Why Does Bryn Mawr Not Have a Gender & Sexuality Studies Major?

Why Does Bryn Mawr Not Have a Gender & Sexuality Studies Major?

On the first day of my Introduction to Gender and Sexuality Studies (G&SS) course at Bryn Mawr this semester there were so many students in attendance that we had to start stealing chairs from other classrooms. After two hours, all seventy-five of us crammed into a room meant for a small discussion course, and my professor made a note to contact the Registrar’s office to get a second section approved for the spring.

I was surprised to find that this class wasn’t unique; according to Professor Bridget Gurtler, who’s been teaching similar G&SS classes at Bryn Mawr for the last ten years, it’s not unusual for her classes to be oversubscribed by 30 to 40 students. And it’s not just Gurtler’s courses either. Sharon Ullman, the previous chair of the G&SS department, had been teaching over-enrolled courses since she came to Bryn Mawr in 1992. “The reality is there’s a huge interest [in these types of courses],” Ullman explained.

Despite this interest, Bryn Mawr remains the only Seven Sisters college that does not offer a Gender and Sexuality Studies major, other than an independent one. Students can only minor or concentrate in the G&SS program.

“We are very much in the minority in top liberal arts colleges in not having a [G&SS] major,” Ullman pointed out. Considering over 400 colleges and universities now have one, it is strange not only because Bryn Mawr is up there with the elite liberal arts colleges, but also because you would think a historically women’s college would prioritize a department that used to be referred to as “Women’s Studies.”

Professor Anita Kurimay, the current G&SS program director, explained that regardless of interest from students, the Bryn Mawr administration is ultimately in charge of allocating resources to departments, and historically their priorities have been elsewhere. 

The Gender and Sexuality Studies—or Feminist and Gender Studies Program, as it was known before its name-change in 2005—was initially created as a bi-college program. The Haverford and Bryn Mawr programs split around 2017 due to scheduling issues, though neither school has ever offered a major. After the split, Haverford was the first to hire a full-time faculty director explicitly for their G&SS program, something Bryn Mawr has yet to do. “I was a little jealous honestly,” confessed Ullman, about Haverford’s hiring.

Because G&SS classes are spread throughout every single Humanities and Social Science department, along with Biology, the popularity of these courses is less obvious. But rest assured, it is there. 

“This is not some tiny fringe thing,” explained Ullman. She has seen the program flourish since she came to Bryn Mawr, but explains that because the G&SS program is so uniquely interdisciplinary, it is can be more difficult to easily see the intense interest. However, since 2010, over 10,000 students have taken a G&SS course at Bryn Mawr. 

Those numbers are only growing, considering the “fall of Roe V Wade skyrocketed interest” in G&SS courses, Kurimay has noticed. 

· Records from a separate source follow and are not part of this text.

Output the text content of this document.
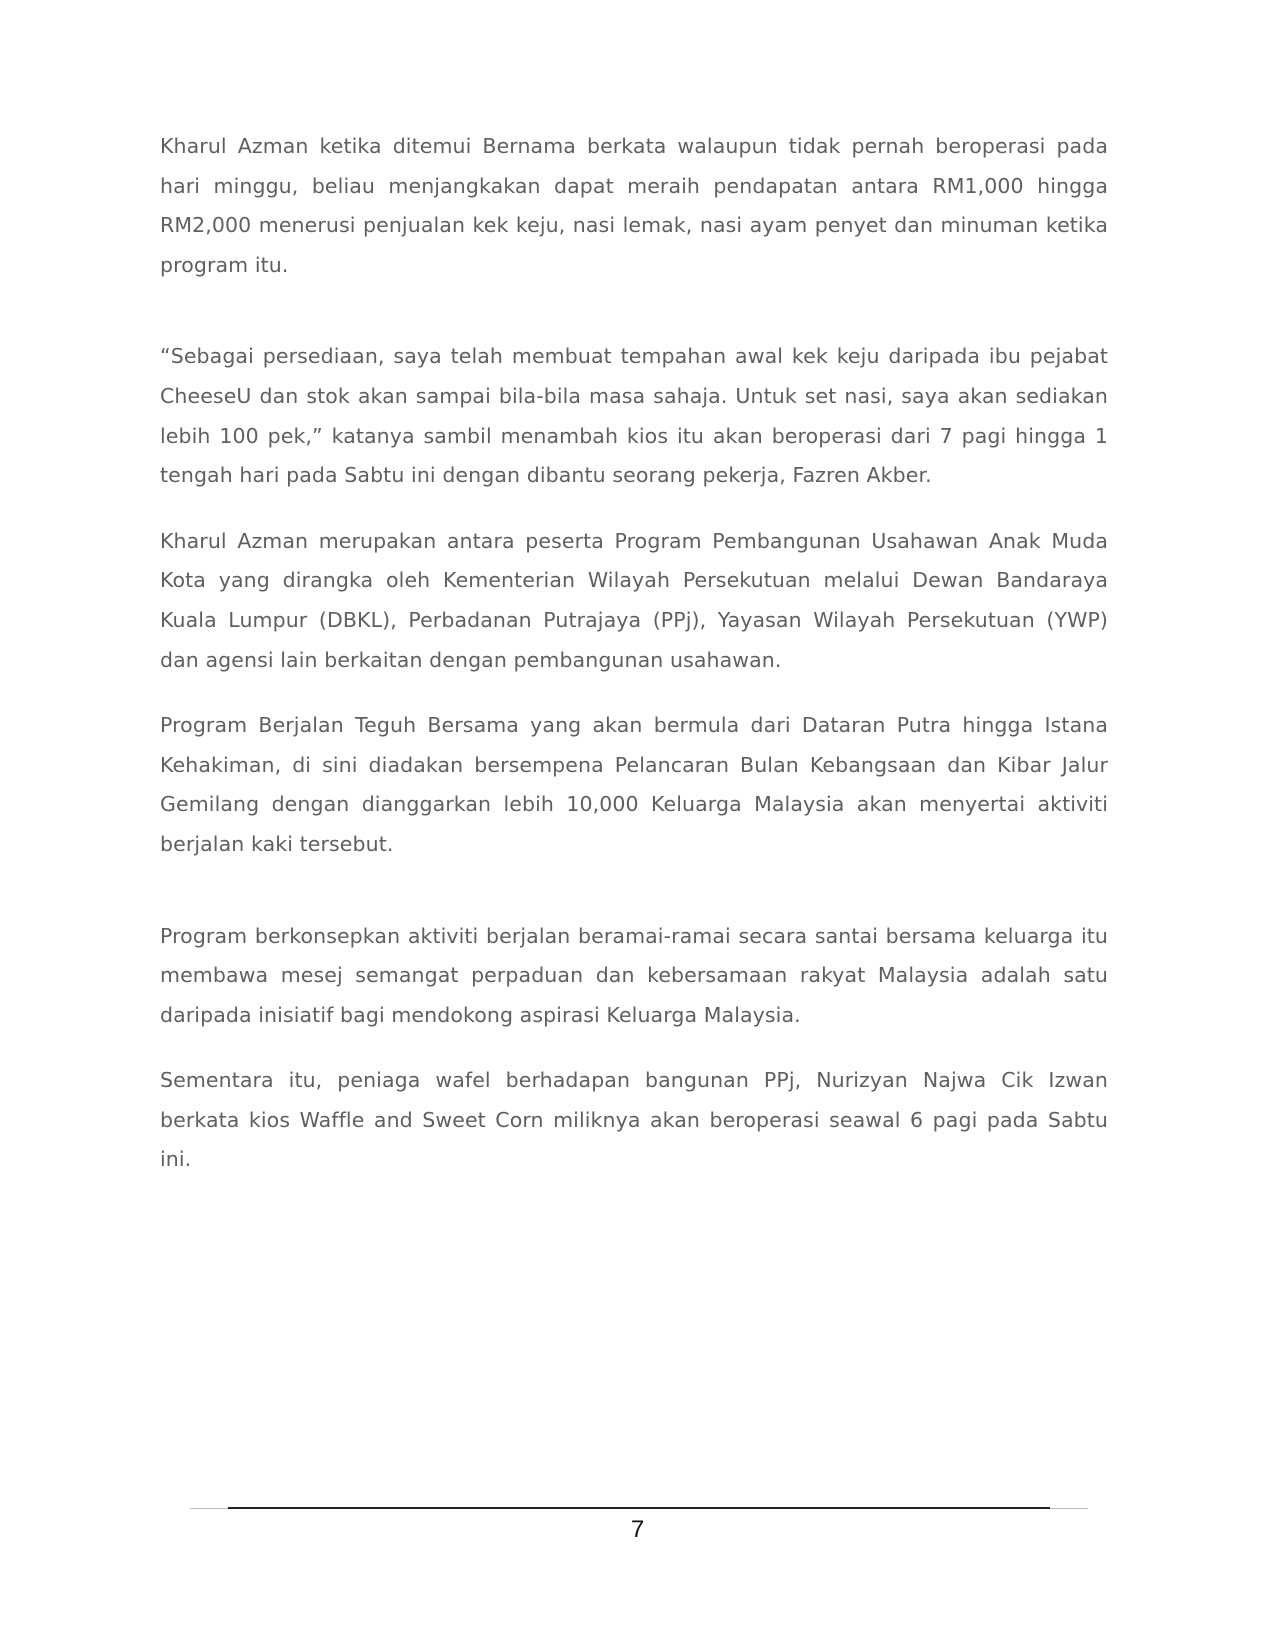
Kharul Azman ketika ditemui Bernama berkata walaupun tidak pernah beroperasi pada hari minggu, beliau menjangkakan dapat meraih pendapatan antara RM1,000 hingga RM2,000 menerusi penjualan kek keju, nasi lemak, nasi ayam penyet dan minuman ketika program itu.

“Sebagai persediaan, saya telah membuat tempahan awal kek keju daripada ibu pejabat CheeseU dan stok akan sampai bila-bila masa sahaja. Untuk set nasi, saya akan sediakan lebih 100 pek,” katanya sambil menambah kios itu akan beroperasi dari 7 pagi hingga 1 tengah hari pada Sabtu ini dengan dibantu seorang pekerja, Fazren Akber.

Kharul Azman merupakan antara peserta Program Pembangunan Usahawan Anak Muda Kota yang dirangka oleh Kementerian Wilayah Persekutuan melalui Dewan Bandaraya Kuala Lumpur (DBKL), Perbadanan Putrajaya (PPj), Yayasan Wilayah Persekutuan (YWP) dan agensi lain berkaitan dengan pembangunan usahawan.

Program Berjalan Teguh Bersama yang akan bermula dari Dataran Putra hingga Istana Kehakiman, di sini diadakan bersempena Pelancaran Bulan Kebangsaan dan Kibar Jalur Gemilang dengan dianggarkan lebih 10,000 Keluarga Malaysia akan menyertai aktiviti berjalan kaki tersebut.

Program berkonsepkan aktiviti berjalan beramai-ramai secara santai bersama keluarga itu membawa mesej semangat perpaduan dan kebersamaan rakyat Malaysia adalah satu daripada inisiatif bagi mendokong aspirasi Keluarga Malaysia.

Sementara itu, peniaga wafel berhadapan bangunan PPj, Nurizyan Najwa Cik Izwan berkata kios Waffle and Sweet Corn miliknya akan beroperasi seawal 6 pagi pada Sabtu ini.

7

Ullman, Kurimay and Gurtler ultimately agreed that now there is more than enough student interest in G&SS for it to be considered for a major. 

However, in order to be considered, a program must have established, usually tenured, faculty and enough resources to prove they would be able to support the higher academic demands of a major. Non-major programs like the G&SS program are rarely given those kinds of resources and often rely on interim faculty or professors from other departments to teach their courses. 

“It’s a vicious circle,” Kurimay remarked, as the only way for a program to obtain more resources is to prove they already have enough. 

Even once the Bryn Mawr faculty members are able to propose and garner interest for a major, ultimately it is the administration that makes the final call. “Colleges have their own sense of what kind of positions they are going to grant the green light to,” Kurimay explained, and in years past the G&SS program hasn’t been a priority. Other programs have been turned into majors in the interim, such as the Education major that was added earlier this year. 

Luckily, priorities change, and this decades-long push to create a G&SS major is finally gaining some traction. The overturning of Roe V. Wade—among many other salient gender and sexuality conversations permeating the political world right now—has made students and professors more vocal about their necessity of G&SS courses, and the administration has no doubt noticed. 
Five years ago the previous Bryn Mawr provost, Professor Mary Osirim, gave the G&SS steering committee the go-ahead to begin proposing a major. This process was derailed by Covid, like so many other things, but is picking back up where it left off.

The G&SS steering committee, led by interested faculty like Kurimay, has drafted a proposal to be submitted to the administration later this academic year. They are cautiously optimistic that their proposal will be accepted and there will be a Gender and Sexuality Studies major within the next year or two.